Home-lending interest rates retreated again and now stand at their lowest level since April. Average rates on hybrid adjustable-rate mortgages plummeted.
Thirty-year fixed-rate mortgages had an average interest rate of 4.52 percent in the week that concluded on July 5, Freddie Mac reported Thursday.
The average declined from one week earlier, when long-term mortgage rates were 4.55 percent. It was the lowest average since it was 4.47 percent in the week ended April 19.
The 30 year has been lower each week since the seven days ended June 14, when the average was 4.62 percent, and has fallen five of the past six weeks.
“The run-up in mortgage rates earlier this year represented not just a rise in risk-free borrowing costs, but for investors, the mortgage spread also rose back to more normal levels by about 20 basis points,” Freddie Mac Chief Economist Sam Khater said in the report. “What that means for buyers is good news.

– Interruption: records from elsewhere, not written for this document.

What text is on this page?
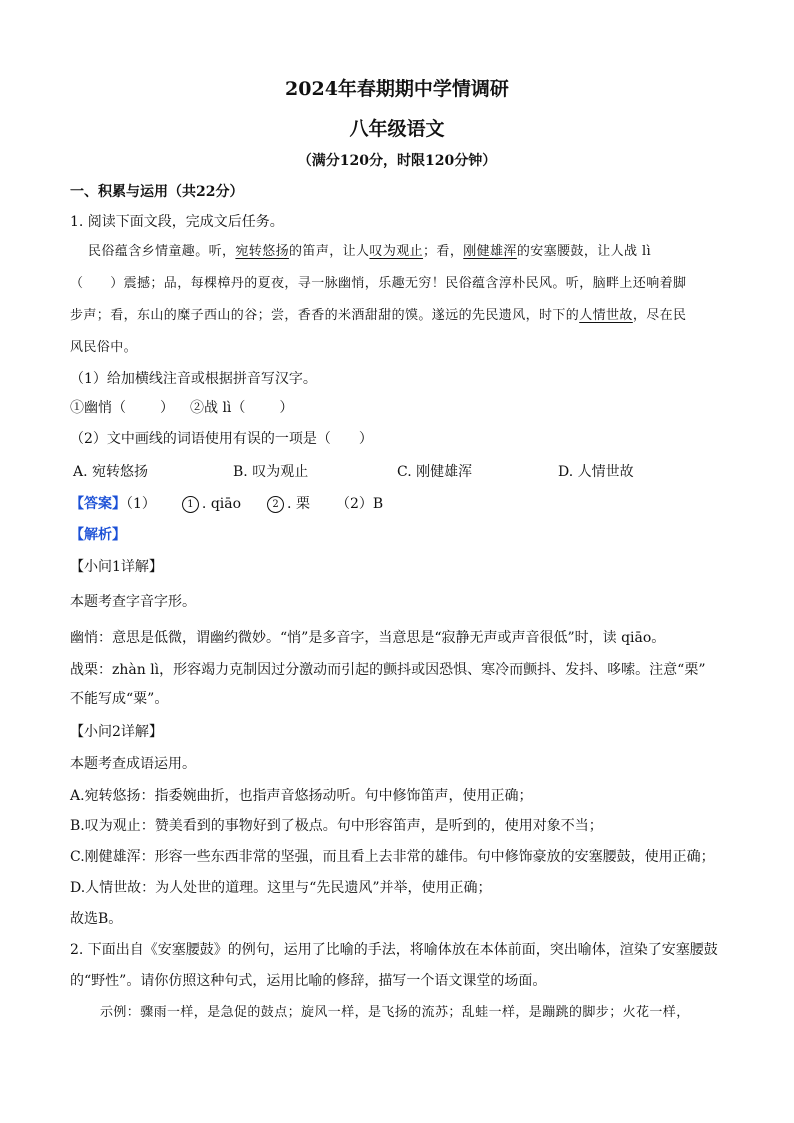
2024年春期期中学情调研
八年级语文
（满分120分，时限120分钟）
一、积累与运用（共22分）
1. 阅读下面文段，完成文后任务。
民俗蕴含乡情童趣。听，宛转悠扬的笛声，让人叹为观止；看，刚健雄浑的安塞腰鼓，让人战 lì
（　　）震撼；品，每棵樟丹的夏夜，寻一脉幽悄，乐趣无穷！民俗蕴含淳朴民风。听，脑畔上还响着脚
步声；看，东山的糜子西山的谷；尝，香香的米酒甜甜的馍。遂远的先民遗风，时下的人情世故，尽在民
风民俗中。
（1）给加横线注音或根据拼音写汉字。
①幽悄（ ） ②战 lì（ ）
（2）文中画线的词语使用有误的一项是（　　）
A. 宛转悠扬	B. 叹为观止	C. 刚健雄浑	D. 人情世故
【答案】（1）	1 . qiāo	2 . 栗 （2）B
【解析】
【小问1详解】
本题考查字音字形。
幽悄：意思是低微，谓幽约微妙。“悄”是多音字，当意思是“寂静无声或声音很低”时，读 qiāo。
战栗：zhàn lì，形容竭力克制因过分激动而引起的颤抖或因恐惧、寒冷而颤抖、发抖、哆嗦。注意“栗”
不能写成“粟”。
【小问2详解】
本题考查成语运用。
A.宛转悠扬：指委婉曲折，也指声音悠扬动听。句中修饰笛声，使用正确；
B.叹为观止：赞美看到的事物好到了极点。句中形容笛声，是听到的，使用对象不当；
C.刚健雄浑：形容一些东西非常的坚强，而且看上去非常的雄伟。句中修饰豪放的安塞腰鼓，使用正确；
D.人情世故：为人处世的道理。这里与“先民遗风”并举，使用正确；
故选B。
2. 下面出自《安塞腰鼓》的例句，运用了比喻的手法，将喻体放在本体前面，突出喻体，渲染了安塞腰鼓
的“野性”。请你仿照这种句式，运用比喻的修辞，描写一个语文课堂的场面。
示例：骤雨一样，是急促的鼓点；旋风一样，是飞扬的流苏；乱蛙一样，是蹦跳的脚步；火花一样，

Mortgage rates may have a little more room to decline over the very short term.”
In the same week last year, 30-year fixed rates averaged 3.96 percent.
Mortgage rates will not move more than 2 BPS over the next week, 42 percent of panelists surveyed by Bankrate.com for the week July 3 to July 10 predicted. A third expected a decline, and a quarter projected an increase.
In the U.S. Mortgage Market Index report from Mortgage Daily and OpenClose for the week ended June 29, jumbo interest rates were 11 BPS more than conforming rates, less than 15 BPS a week earlier.
Freddie reported average 15-year fixed rates at 3.99 percent, retreating 5 BPS. Fifteen-ear rates were 53 BPS lower than 30-year rates, more than 51 BPS in the last report.
A 13-basis-point plunge left five-year, Treasury-indexed, hybrid ARMs averaging 3.74 percent in Freddie’s survey.
The yield on the one-year Treasury note closed Thursday at 2.32 percent, slipping from 2.33 percent last Thursday, according to Treasury Department data.
The six-month London Interbank Offered Rate. was reported by Bankrate.com at 2.51 percent as of Wednesday, inching up from 2.50 percent seven days earlier.
The Federal Reserve Bank of New York reported that the Secured Overnight Financing Rate was 2.00 percent as of Wednesday, climbing from 1.93 percent the same day last week.
But the 11th District Cost of Funds Index, which might be retired in 2020, was reported by the Federal Home Loan Bank of San Francisco at 0.885 percent for May, down from 0.895 percent the previous month.
ARMs made up 18.2 percent of all rate locks in the latest Mortgage Market Index report, not as wide as the 20.6 percent ARM share of last week’s report.